From Book to Bid – Cindy Sherman's Untitled #470
Phaidon Focus author Paul Moorhouse explains the artwork on auction at Phillips, NY next week - care to bid?
If you’re lucky enough to be attending or even bidding in the upcoming Sotheby’s, Christie’s and Phillips auctions in New York and London in the next couple of weeks we wish you good luck. We also thought you might appreciate some back stories to the art on offer, courtesy of the wonderful writing in our catalogue of contemporary and modern art books.
Were going to kick off our From Book to Bid mini-series with a look at Cindy Sherman’s Untitled #470 which is up for auction at Phillips evening sale in New York on May 14. It’s expected to fetch between $300,00 and $500,000. This chromogenic print is signed, numbered and dated “Cindy Sherman 3/6/ 2008 on the reverse and is number 3 from an edition of 6. Another work from the edition is in the collection of the Moderna Museet, Stockholm
As an artist Sherman has made her art from exposing deception and engaging with its strategies – casting a keen eye on the foibles of Vanity Fair. In that respect, her series of society women images are about the failure to deceive and the compulsion to do so.
Here’s Paul Moorhouse, curator of 20th century portraits at the London National Portrait Gallery and author of our fine Cindy Sherman Focus book, to explain a little more on the series and the print up for auction at Phillips.
"Taking as its subject depictions of older women, society portraits (2008) develops several significant earlier themes while introducing new preoccupations and modes of depiction,” he writes.
“As in headshots (2000), the mature women portrayed by Sherman are witnessed confronting the issue of their age. Whereas the actresses seem defeated by the impossibility of regaining and projecting a lost sexuality, these society hostesses have adopted a different strategy. Rather than attempting an air of youthful attractiveness, they are preoccupied with their own status and sophistication as the means of preserving personal and social credibility."

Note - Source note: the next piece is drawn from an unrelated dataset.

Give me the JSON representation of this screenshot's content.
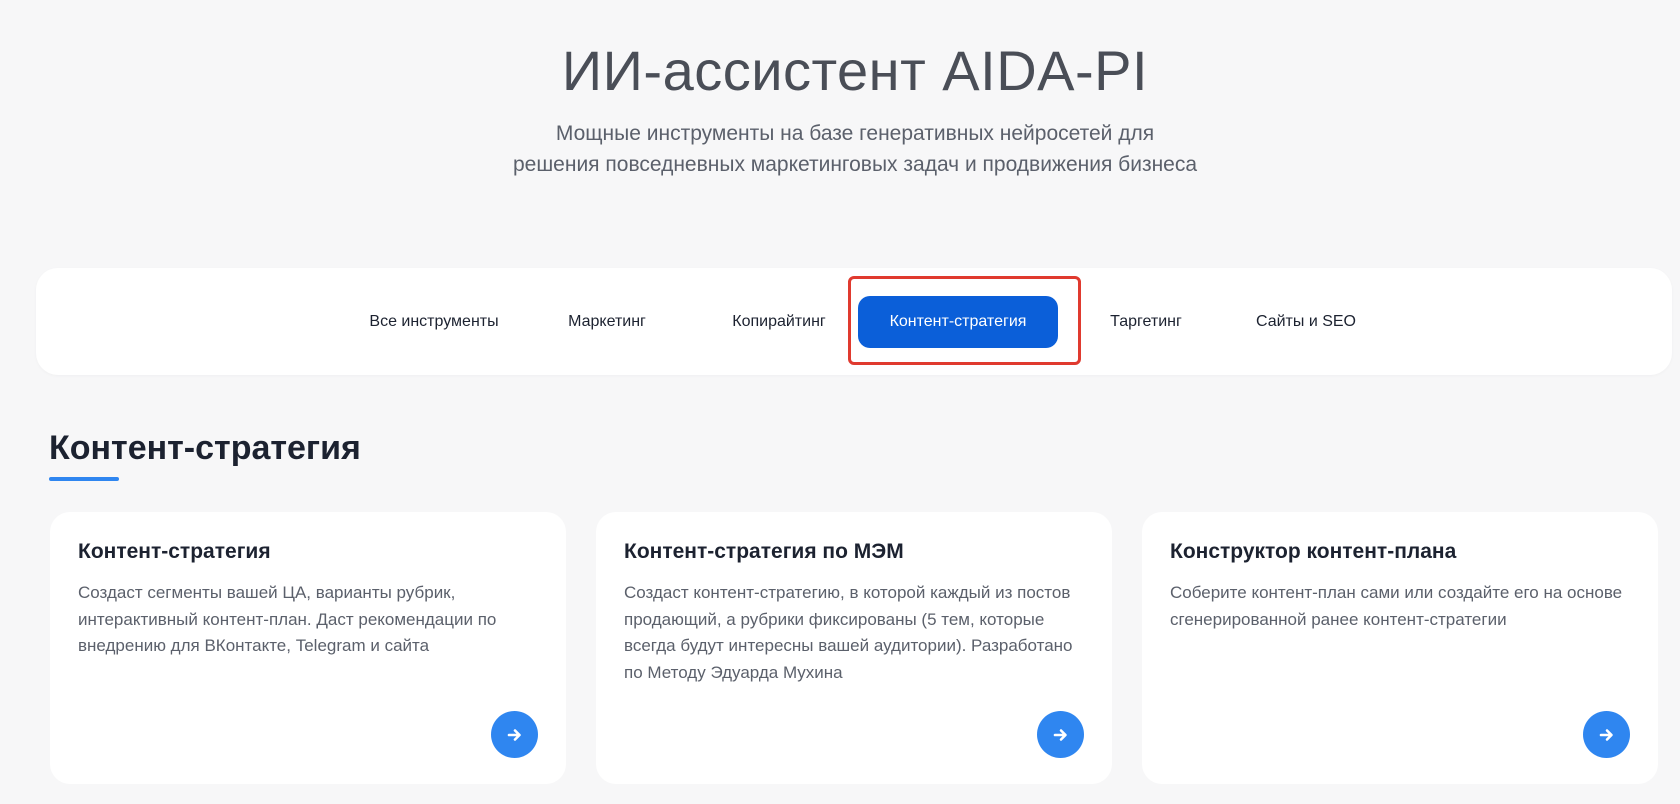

"The wives of powerful men - financiers, politicians and lawyers - they must cut a figure in a pressured world of competitive public achievement. Sherman's characters explore the intricate repertoire of devices developed to serve that end. Pictured against backdrops that strain to convey an effect of history and substance, her women pose for the camera in attitudes that strike a note of imperious, self-conscious importance. However, the ambience they have fabricated and inhabit is, like the backdrops Sherman employs, strangely empty.
Despite their strenuous efforts at poise, affluence and confidence, like the red-lipsticked, red-eyed lady in Untitled #470, these forceful women are betrayed by neurosis, chilling self-absorption and a mask-like veneer of charm. Even the way the portraits are framed strikes a false note. Ornate, intricate and patterned their elegance is, nevertheless, ersatz."
The unspoken tension beneath the surface of these portraits, and their compelling engagement with the dilemma of ageing, relates to a universal predicament. From this all too human plight Sherman makes art that exposes human folly but also identifies a kind of desperation that that is both repugnant and unforgivable.
If you’re bidding on the piece we wish you bon chance! If you’d like to learn more about Cindy Sherman check out Paul Moorhouse’s book and if you’d like to hang an edition on your wall take a look at Sherman’s section on Artspace.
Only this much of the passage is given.